Bewusstsein wird aufgefasst als das Gesamt des potenziell Erlebbaren, genauer als Ermöglichungsgrund der Konstitution und Gestaltung von Selbst und Welt und ihres Verhältnisses zueinander (vgl. Scharfetter, 2000). Wilber und andere unterscheiden das Unter-Bewusstsein, das mittlere Tagesbewusstsein und das Über-Bewusstsein. Dem Unter-Bewusstsein entspricht der Bereich prä-Ego (präpersonalen, prärationalen), mit Traum oder traumähnlichen Zuständen. Dem mittleren Tagesbewusstsein entsprechen das Ich und das personale Selbst, mit Individualität, Rationalität, solarem Ich (vgl. Neumann, 1963); dem Überbewusstsein entspricht der Bereich trans-Ego, (transpersonal, transrational) mit Hierophanie, Gott, Gottheit, Absolutem, der Seele als "naturaliter religiosa" (vgl. Jung, GW 12, § 14]]). Jung macht diese Unterscheidung nicht, sondern fasst alle diese Bereich als "Unbewusstes" zusammen. Die Unterscheidung präpersonal, personal und transpersonal trägt zur Differenzierung von Erfahrungen bei; eine > Prä-Trans-Verwechslung führt zur fehlerhaften Ansiedlung psychischer Phänomene in den kartografierten Bewusstseinsbereichen (vgl. Scharfetter, 1995). Der mystische Ich-Tod in der dunklen Nacht (Johannes v. Kreuz) mit konsekutiven Erfahrungen von Liberation (Befreiung) und Salvation (Erlösung) und seinen ethisch handlungswirksamen Folgen ist infantiler Regression oder konfliktbedingter Depression diametral entgegengesetzt. Darauf hat insbesondere E. Neumann in seinem Artikel "Der mystische Mensch" (1958) deutlich hingewiesen.

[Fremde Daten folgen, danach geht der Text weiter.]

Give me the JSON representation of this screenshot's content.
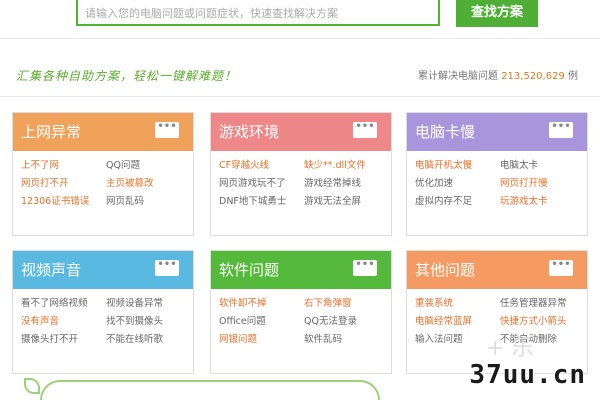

Im Bereich akademisch entwickelter Modellvorstellungen ebenso wie in der persönlichen spirituellen Erfahrung des Einzelnen spielt die Idee der Evolution (> Bewusstseinsevolution > Evolutionäre Psychologie) und des persönlichen Wachstums eine bedeutende Rolle. In der meditativen Entfaltung der > Persönlichkeit verlieren wissenschaftliche Konstrukte oder mentale Techniken jedoch zunehmend an Bedeutung. Es geht prozesshaft um die allmähliche Ausdehnung des Bewusstseins mit der > Integration immer weiterer Bewusstseinsbereiche und um das Leben der Immanenz der Transzendenz im Alltag.
Literatur: Boorstein, S. (Hrsg.) (1988): Transpersonale Psychotherapie; Grof, S. (1994): Das Abenteuer der Selbstentdeckung; Zundel, E., Fittkau, B (Hrsg.) (1989): Spirituelle Wege und Transpersonale Psychologie.